June 18, 2008 (Last Updated: January 11, 2019)
Coconut and date bread pudding recipe

Bread pudding is a firm South African favourite and a classic dessert of my childhood. The dates and coconut add a touch of sophistication.

To drink: Spicy, sweet and richly decadent puddings need an amplebodied wooded chenin – enjoy with Maverick Chenin 2006.

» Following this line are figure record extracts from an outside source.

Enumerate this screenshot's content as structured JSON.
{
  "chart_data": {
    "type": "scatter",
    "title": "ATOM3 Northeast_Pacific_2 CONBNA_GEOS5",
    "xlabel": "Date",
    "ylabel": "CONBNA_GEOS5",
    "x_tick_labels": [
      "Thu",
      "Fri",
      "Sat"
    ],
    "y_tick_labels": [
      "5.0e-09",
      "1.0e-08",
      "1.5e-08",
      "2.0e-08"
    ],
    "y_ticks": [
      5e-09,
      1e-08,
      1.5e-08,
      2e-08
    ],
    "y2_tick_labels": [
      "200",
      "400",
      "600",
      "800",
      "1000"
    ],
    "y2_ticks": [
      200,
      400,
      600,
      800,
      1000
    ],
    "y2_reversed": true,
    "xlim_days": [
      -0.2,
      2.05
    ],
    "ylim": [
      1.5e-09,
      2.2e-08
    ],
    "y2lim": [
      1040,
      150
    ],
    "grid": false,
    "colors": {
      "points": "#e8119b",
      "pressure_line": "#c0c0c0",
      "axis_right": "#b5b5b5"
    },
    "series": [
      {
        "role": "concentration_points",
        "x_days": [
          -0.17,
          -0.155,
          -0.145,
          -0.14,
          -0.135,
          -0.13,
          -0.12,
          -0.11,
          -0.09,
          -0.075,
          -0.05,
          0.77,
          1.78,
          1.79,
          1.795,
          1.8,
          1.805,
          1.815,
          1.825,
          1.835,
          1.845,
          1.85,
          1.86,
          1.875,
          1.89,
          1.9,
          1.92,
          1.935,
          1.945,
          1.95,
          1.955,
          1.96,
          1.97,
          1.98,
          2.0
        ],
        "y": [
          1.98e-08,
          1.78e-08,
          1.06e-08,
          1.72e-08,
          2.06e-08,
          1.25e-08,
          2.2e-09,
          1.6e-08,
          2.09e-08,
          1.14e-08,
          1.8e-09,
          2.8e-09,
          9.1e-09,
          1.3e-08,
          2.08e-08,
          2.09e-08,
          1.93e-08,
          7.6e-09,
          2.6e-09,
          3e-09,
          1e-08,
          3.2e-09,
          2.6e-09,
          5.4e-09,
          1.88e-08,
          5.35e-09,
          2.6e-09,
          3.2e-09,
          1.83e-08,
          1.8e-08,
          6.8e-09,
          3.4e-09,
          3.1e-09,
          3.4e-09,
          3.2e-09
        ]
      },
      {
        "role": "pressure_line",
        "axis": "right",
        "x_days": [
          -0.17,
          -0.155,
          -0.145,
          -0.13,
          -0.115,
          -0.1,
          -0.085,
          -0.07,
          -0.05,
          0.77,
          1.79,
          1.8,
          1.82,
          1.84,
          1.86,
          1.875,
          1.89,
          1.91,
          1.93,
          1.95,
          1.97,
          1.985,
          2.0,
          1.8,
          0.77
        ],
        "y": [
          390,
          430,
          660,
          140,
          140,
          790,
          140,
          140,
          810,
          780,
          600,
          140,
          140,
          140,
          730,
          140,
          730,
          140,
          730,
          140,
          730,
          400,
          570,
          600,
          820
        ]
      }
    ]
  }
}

Coconut and date bread pudding

Serves: 6
Cooking Time: 50 mins


  • 750ml fresh breadcrumbs
  • 100g pitted dates, chopped
  • 20ml desiccated coconut
  • 500ml milk
  • 50g butter
  • 50ml brown sugar
  • 1 cinnamon stick
  • a pinch of salt
  • 2 jumbo eggs, beaten
  • 50ml apricot jam, warmed



Preheat the oven to 180°C. Lightly grease a rectangular baking dish.


Sprinkle the breadcrumbs over the base of the dish and scatter the dates and coconut on top.


Heat the milk, butter, sugar, cinnamon stick and salt in a heavy-based pot until scalding. Do not let it boil.


Remove the cinnamon stick and add the liquid to the eggs and pour it over the crumb mixture. Dot with the jam and bake until a cake skewer inserted into the centre comes out clean, about 40 minutes.